Het gebouw waarin de burgerlijke stand huist ademt administratie uit. De twee stenen leeuwen die de buitenwacht houden roepen je toe: “Orde, klassement, structuur!” De prille vader slofte verlegen binnen. De juffrouw aan de aanmeldbalie keek verstoord op van haar breiwerk. Zij taxeerde de sjofel geklede man van top tot teen. “Voor de werklozenadministratie moet u terug naar buiten (en gauw wat, dacht ze erbij) en aan de achterzijde van het gebouw zal u een deur zien met vermelding: ‘Werkloosheidsdienst’. U kan toch lezen?” De man knikte en voegde er zacht aan toe: “Ik kom mijn pasgeborene aangeven.” Het breiwerk viel op de grond en de twee breinaalden tikten na mekaar nijdig op het parket. Omdat de juffrouw antwoordde terwijl ze haar tijdverdrijf gebukt onder het bureau opraapte verstond de man niet wat ze zei, alleen het einde van de zin: “… deur links”. “Wat zei u mevrouw?” “Nogmaals, de trap op, naar rechts, in de gang, de tweede deur links. En kloppen voor u binnengaat.” De man mompelde een beleefd “dank u” en ging vermoeid de trap op. Zoals afgesproken klopte hij aan bij de tweede deur links. “Binnen!” zei een snijdende stem. De man ging binnen en betrad eerbiedig het vertrek. Er stond enkel een bureau, wat archiefkasten en een kapstok waaraan een vest hing die toebehoorde aan de ambtenaar die aan het bureau zat. Die monsterde de bezoeker over zijn bril heen. De ambtenaar kreeg af en toe bezoek en dat stoorde hem. Liefst zat hij over zijn notulen gebogen om hier en daar wat aantekeningen te maken of om in zijn register een extra lijn bij te trekken met zijn liniaal, want hij hield nogal van extra’s bij zijn notities. Dat de man zelf altijd kinderloos was gebleven zou de jonge vader nooit weten, maar het gaf een wrange dimensie aan zijn job.

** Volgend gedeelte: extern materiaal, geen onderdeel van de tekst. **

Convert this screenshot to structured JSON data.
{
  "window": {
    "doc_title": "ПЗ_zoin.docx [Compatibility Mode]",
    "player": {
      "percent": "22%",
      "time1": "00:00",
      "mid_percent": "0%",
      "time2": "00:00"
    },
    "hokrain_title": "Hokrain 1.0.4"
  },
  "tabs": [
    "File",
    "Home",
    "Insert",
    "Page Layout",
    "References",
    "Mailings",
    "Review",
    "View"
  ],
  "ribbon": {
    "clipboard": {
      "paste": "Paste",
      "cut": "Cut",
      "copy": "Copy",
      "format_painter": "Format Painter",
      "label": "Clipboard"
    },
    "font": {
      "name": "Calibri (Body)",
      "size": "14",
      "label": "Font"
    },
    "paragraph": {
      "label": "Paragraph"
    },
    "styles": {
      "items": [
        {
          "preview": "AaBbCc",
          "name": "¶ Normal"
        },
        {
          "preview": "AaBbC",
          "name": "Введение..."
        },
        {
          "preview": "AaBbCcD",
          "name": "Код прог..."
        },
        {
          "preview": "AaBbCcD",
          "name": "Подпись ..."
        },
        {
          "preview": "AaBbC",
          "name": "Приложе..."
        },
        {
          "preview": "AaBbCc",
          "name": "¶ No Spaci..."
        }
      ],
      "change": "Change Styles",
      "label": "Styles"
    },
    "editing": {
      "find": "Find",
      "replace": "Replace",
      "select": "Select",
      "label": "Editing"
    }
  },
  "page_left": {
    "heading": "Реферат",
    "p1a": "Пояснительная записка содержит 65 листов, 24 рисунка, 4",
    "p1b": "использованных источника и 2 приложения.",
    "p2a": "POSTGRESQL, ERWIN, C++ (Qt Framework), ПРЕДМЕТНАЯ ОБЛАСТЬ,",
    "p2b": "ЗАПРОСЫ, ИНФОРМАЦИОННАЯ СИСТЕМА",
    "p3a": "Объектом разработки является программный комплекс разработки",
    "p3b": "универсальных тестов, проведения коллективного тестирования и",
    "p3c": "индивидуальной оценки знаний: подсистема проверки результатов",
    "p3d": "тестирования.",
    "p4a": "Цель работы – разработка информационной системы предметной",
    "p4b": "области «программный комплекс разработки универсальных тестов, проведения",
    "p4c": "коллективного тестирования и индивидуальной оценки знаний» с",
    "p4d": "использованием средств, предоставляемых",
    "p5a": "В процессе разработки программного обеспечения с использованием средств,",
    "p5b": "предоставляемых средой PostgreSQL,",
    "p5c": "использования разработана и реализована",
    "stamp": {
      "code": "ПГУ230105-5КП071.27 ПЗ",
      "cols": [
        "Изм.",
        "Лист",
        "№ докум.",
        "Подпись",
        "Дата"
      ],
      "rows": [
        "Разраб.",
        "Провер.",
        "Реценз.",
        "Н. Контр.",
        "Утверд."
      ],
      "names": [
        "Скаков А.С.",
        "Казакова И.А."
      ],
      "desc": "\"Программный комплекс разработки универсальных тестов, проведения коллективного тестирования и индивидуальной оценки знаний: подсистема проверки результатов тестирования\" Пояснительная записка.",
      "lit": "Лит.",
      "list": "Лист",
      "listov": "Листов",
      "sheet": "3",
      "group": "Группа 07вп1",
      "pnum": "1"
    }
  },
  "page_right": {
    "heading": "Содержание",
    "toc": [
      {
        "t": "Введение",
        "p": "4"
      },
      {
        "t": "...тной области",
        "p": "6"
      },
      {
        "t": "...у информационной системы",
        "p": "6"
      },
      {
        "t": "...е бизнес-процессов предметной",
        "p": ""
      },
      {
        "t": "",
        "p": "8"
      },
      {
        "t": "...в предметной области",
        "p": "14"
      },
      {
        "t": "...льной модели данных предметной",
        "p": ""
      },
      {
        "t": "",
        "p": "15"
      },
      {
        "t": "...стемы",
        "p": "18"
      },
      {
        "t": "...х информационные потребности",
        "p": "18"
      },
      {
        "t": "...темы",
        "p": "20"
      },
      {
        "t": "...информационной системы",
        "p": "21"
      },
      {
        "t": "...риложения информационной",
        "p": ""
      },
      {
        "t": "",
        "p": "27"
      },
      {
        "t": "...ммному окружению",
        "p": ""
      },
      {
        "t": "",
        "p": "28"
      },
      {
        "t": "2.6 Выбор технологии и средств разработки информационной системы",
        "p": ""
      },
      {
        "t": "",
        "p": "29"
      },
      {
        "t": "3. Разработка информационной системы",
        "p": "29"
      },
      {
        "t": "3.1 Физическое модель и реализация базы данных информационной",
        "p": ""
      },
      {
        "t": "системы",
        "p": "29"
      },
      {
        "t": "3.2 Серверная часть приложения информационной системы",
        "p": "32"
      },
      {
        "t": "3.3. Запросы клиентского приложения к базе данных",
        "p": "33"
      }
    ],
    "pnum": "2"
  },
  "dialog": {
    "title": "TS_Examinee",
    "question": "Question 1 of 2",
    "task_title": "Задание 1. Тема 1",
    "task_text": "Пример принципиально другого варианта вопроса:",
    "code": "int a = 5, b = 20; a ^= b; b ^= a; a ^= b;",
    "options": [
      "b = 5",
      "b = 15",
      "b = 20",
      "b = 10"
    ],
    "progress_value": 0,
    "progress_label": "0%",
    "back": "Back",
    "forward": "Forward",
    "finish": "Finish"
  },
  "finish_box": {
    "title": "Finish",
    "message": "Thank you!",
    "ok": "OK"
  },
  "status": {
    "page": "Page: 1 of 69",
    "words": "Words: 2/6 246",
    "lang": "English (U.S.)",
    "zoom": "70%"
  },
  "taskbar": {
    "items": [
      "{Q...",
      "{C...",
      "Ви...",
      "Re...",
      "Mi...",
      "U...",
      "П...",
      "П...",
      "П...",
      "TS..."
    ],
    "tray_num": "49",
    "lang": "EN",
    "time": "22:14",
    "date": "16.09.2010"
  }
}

“U komt een geboorte aangeven, neem ik aan.”
“Ja, mijnheer.”
“Wat is het geworden?”
“Een jongen, mijnheer.”
“Zijn er bijzondere kenmerken aan de boreling?”
“Hij heeft grote voeten, mijnheer.”
Even hield de beambte het liniaal in de lucht, maar liet het toen toch maar weer zakken. Grote voeten, pff…
“Uw beroep?”
“Schoenmaker, mijnheer.”
“Dan komt dat wel goed met die voeten. En uw vrouw?”
“Wat mijn vrouw, mijnheer?”
“Haar beroep of doet ze niets thuis?
“Wasvrouw, mijnheer. Mijn vrouw wast.”
“U gaat uw kind toch goed opvoeden, want dat is wat we hier voorschrijven. En als ik u was, zou ik hem niet te lang laten studeren, maar veeleer snel een goede plaats zoeken in de fabriek aan de rand van de stad, want zoals u weet, hebben ze daar altijd een tekort aan arbeiders, en geld kan u in uw gezin wel gebruiken, zo te zien. En met welke naam wil u dat ik het kind noteer in onze registers?”
De vader spelde traag: “Hans Christian Andersen”.
Kras, kras, kras, ging de pen van de ambtenaar. Ja, heel kras.